We have had a lot of discussions on trust minimization. The background of the topic is the protocol of cryptocurrency. But in the context of deposit taking institutions, what does the minimization of trust mean? The existence of bank supervision is to ensure the account security of ordinary legal currency depositors. However, since there are no federal standards, most exchanges do not seek to be regulated like banks (in fact, those exchanges that take the regulatory path are actually seeking looser regulation). In many cases, we only get an implicit commitment that user deposits are treated separately and full reserves are retained.

However, the exchange can not fully control all this, especially when it comes to cryptocurrency. In some cases, some events in the chain will affect the quality of reserves in some way. In 2017, coinbase mismanaged the utxo set, which means that they have many “Shelved” utxos. If these utxos are to be spent, the cost will exceed their value. Does this mean they are technically insolvent? There are also some loopholes or hard forks that change the registration relationship of the property in some way. What happens if a mainstream exchange is pledging a token and is punished and the coin is confiscated?

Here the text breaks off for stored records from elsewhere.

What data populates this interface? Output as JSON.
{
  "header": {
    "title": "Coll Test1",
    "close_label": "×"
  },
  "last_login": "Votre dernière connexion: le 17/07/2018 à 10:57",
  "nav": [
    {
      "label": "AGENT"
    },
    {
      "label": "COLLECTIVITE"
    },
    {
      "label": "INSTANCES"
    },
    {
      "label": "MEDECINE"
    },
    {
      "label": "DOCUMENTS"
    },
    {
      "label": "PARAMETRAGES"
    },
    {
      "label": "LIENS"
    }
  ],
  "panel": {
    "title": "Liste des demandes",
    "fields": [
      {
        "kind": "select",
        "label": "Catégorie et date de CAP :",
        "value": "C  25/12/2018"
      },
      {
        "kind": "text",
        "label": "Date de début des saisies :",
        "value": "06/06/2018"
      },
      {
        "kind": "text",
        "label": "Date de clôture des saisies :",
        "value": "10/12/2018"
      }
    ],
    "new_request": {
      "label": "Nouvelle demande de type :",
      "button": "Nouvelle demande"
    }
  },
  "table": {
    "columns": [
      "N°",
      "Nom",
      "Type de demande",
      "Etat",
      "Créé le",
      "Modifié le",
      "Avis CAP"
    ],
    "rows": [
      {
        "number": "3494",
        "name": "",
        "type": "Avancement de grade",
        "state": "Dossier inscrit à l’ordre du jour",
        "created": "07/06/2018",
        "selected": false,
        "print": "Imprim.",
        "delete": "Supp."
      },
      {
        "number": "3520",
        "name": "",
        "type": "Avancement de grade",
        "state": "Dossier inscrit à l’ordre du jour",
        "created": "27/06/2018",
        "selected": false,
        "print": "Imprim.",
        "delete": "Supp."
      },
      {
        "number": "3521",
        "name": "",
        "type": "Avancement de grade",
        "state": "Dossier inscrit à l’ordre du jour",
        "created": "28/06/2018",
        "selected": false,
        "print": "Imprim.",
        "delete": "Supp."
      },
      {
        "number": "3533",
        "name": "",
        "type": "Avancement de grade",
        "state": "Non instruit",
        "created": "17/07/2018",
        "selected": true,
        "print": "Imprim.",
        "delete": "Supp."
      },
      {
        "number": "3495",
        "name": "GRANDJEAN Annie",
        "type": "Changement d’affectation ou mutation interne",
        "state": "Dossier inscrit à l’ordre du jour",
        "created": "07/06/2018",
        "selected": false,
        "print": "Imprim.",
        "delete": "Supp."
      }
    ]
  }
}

These are the problems that exchanges, regulators and depositors must face. After I wrote this article and talked to practitioners who studied these issues more deeply, I was shocked by a strange paradox inherent in the field of encryption: when considering open protocols, we (correctly) put trust minimization in the first place, and once the assets become custody, we ignore this problem and assume that the risk of funds is quite high (and it is first attributed to users that they should not trust the exchange).

Of course, exchanges are different, and they follow a variety of safety and regulatory practices. There must be gray areas, and there will be ways to minimize our trust requirements for encrypted banks. Of course, it is much more troublesome (and less reliable) for an exchange like Kraken to provide a reserve certificate than simply checking maker’s CDP (mortgage bond position) on the chain, but I think we should still try to make the exchange responsible and better understand the situation of depositors. In an industry full of contradictions, this is undoubtedly the most enlightening.